Asimo, le robot humanoïde de Honda pourrait ne jamais être commercialisé. C'est ce que laissait entendre la chaîne publique japonaise NHK, selon laquelle l'androïde allait être abandonné et l'unité de R&D, qui l'avait mis au point, liquidée.

Le constructeur a démenti mollement.

"Nous allons poursuivre le développement de robots de forme humaine, mais il est possible que le nom Asimo ne soit plus utilisé, a-t-il précisé. L'équipe de développement de robots humanoïdes existe toujours".



"Nous avons conçu de nombreuses technologies grâce à Asimo, nous réfléchissons désormais aux façons de les utiliser, nous pouvons aussi envisager des partenariats mais je ne peux pas en dire plus à ce stade", a souligné le constructeur.

Trente ans d'expérience


Honda a commencé à développer des jambes robotiques au milieu des années 1980 et le premier Asimo, robot de la taille d'un enfant de 6/7 ans, ressemblant à un cosmonaute, a été présenté en 2000, suivi de six autres descendants jusqu'en 2011, dernier en date.

Les aptitudes de ce robot connu de par le monde n'ont cessé de croître au fil des générations: le septième spécimen peut non seulement marcher, y compris sur un sol accidenté, mais aussi courir, sauter à cloche-pied, utiliser ses deux mains à cinq doigts pour servir dans un gobelet une boisson contenue dans une gourde, ou encore comprendre trois personnes parlant simultanément.


Contrairement à Pepper, conçu par la firme française Aldebaran absorbée par le groupe japonais SoftBank, Asimo n'a jamais été commercialisé. Son modèle de développement concentré dans les mains de Honda le différencie aussi de son cadet, pour qui une myriade de compagnies conçoivent des applications. Pepper est cependant très loin d'avoir les mêmes aptitudes physiques qu'Asimo: il ne marche pas mais est monté sur roulettes et ses doigts n'ont pas la même précision.

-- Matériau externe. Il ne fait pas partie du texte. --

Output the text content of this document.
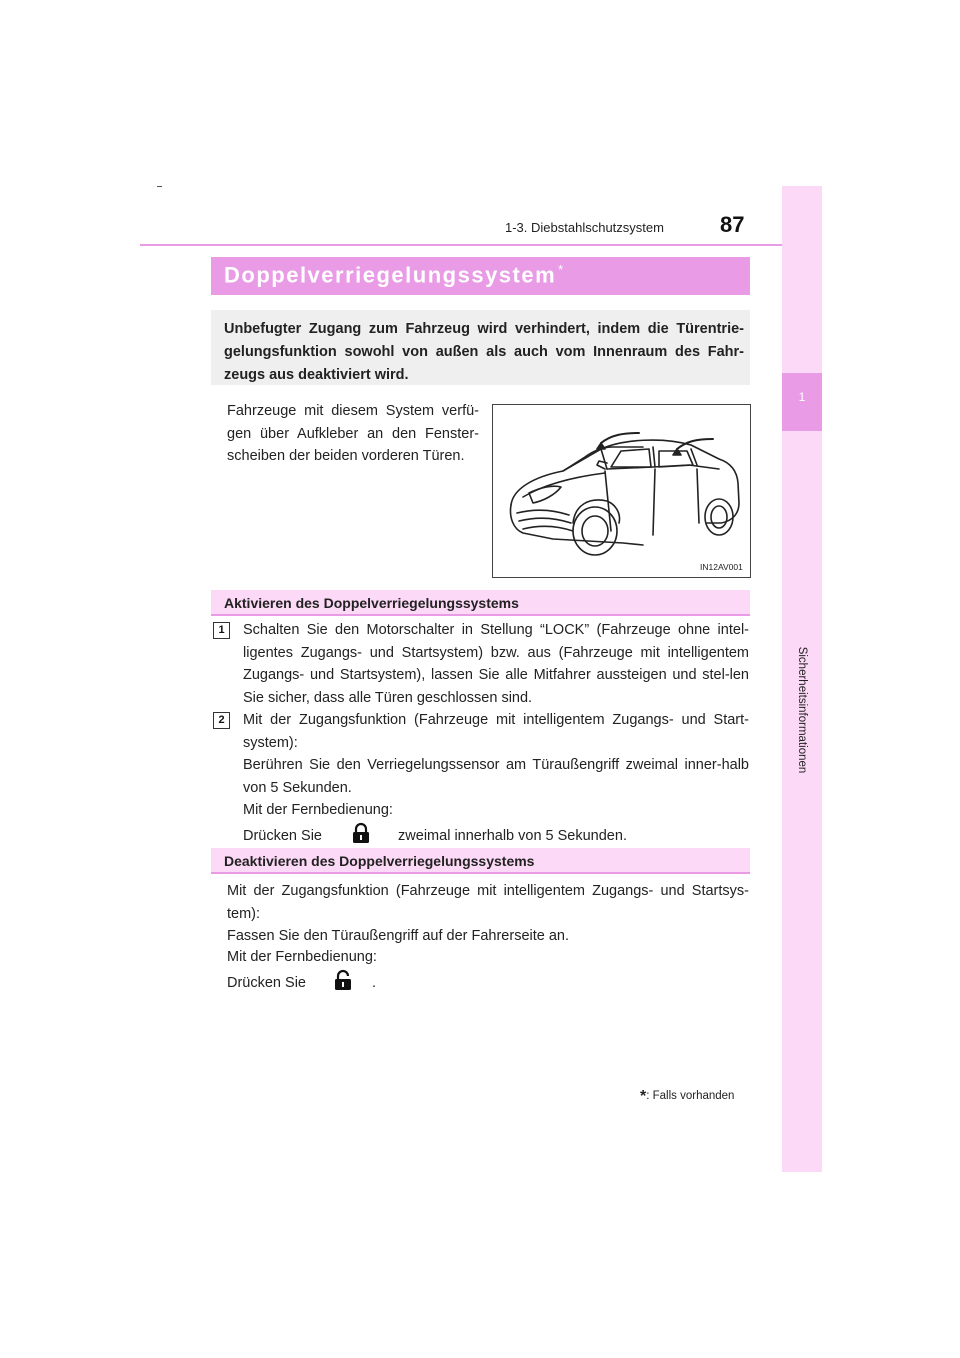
1-3. Diebstahlschutzsystem	87
1
Sicherheitsinformationen
Doppelverriegelungssystem *
Unbefugter Zugang zum Fahrzeug wird verhindert, indem die Türentrie-gelungsfunktion sowohl von außen als auch vom Innenraum des Fahr-zeugs aus deaktiviert wird.
Fahrzeuge mit diesem System verfü-gen über Aufkleber an den Fenster-scheiben der beiden vorderen Türen.
IN12AV001
Aktivieren des Doppelverriegelungssystems
1	Schalten Sie den Motorschalter in Stellung “LOCK” (Fahrzeuge ohne intel-ligentes Zugangs- und Startsystem) bzw. aus (Fahrzeuge mit intelligentem Zugangs- und Startsystem), lassen Sie alle Mitfahrer aussteigen und stel-len Sie sicher, dass alle Türen geschlossen sind.
2	Mit der Zugangsfunktion (Fahrzeuge mit intelligentem Zugangs- und Start-system):
Berühren Sie den Verriegelungssensor am Türaußengriff zweimal inner-halb von 5 Sekunden.
Mit der Fernbedienung:
Drücken Sie	zweimal innerhalb von 5 Sekunden.
Deaktivieren des Doppelverriegelungssystems
Mit der Zugangsfunktion (Fahrzeuge mit intelligentem Zugangs- und Startsys-tem):
Fassen Sie den Türaußengriff auf der Fahrerseite an.
Mit der Fernbedienung:
Drücken Sie	.
*: Falls vorhanden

Outre Honda, son rival dans le secteur de l'automobile Toyota a aussi conçu divers robots humanoïdes capables de prouesses physiques très précises comme jouer de la trompette, par exemple.

Une approche pas assez collaborative


Les deux travaillent aussi sur les engins pour faciliter la mobilité ainsi que sur des robots d'assistance dans les tâches difficiles notamment les soins aux personnes âgées.

Le Japon est souvent perçu comme le royaume des robots, mais des sociétés étrangères (américaines, sud-coréennes, chinoises ou autres) défient les ingénieurs nippons en utilisant un modèle de développement plus collaboratif ou en profitant de recherches poussées dans le domaine militaire comme Boston Dynamics, une entreprise américaine rachetée par SoftBank.

Le Japon peut toutefois s'appuyer sur des décennies d'expérience dans le domaine des robots industriels, avec des firmes comme Fanuc, Kawasaki Heavy Industries (KHI) ou Yaskawa.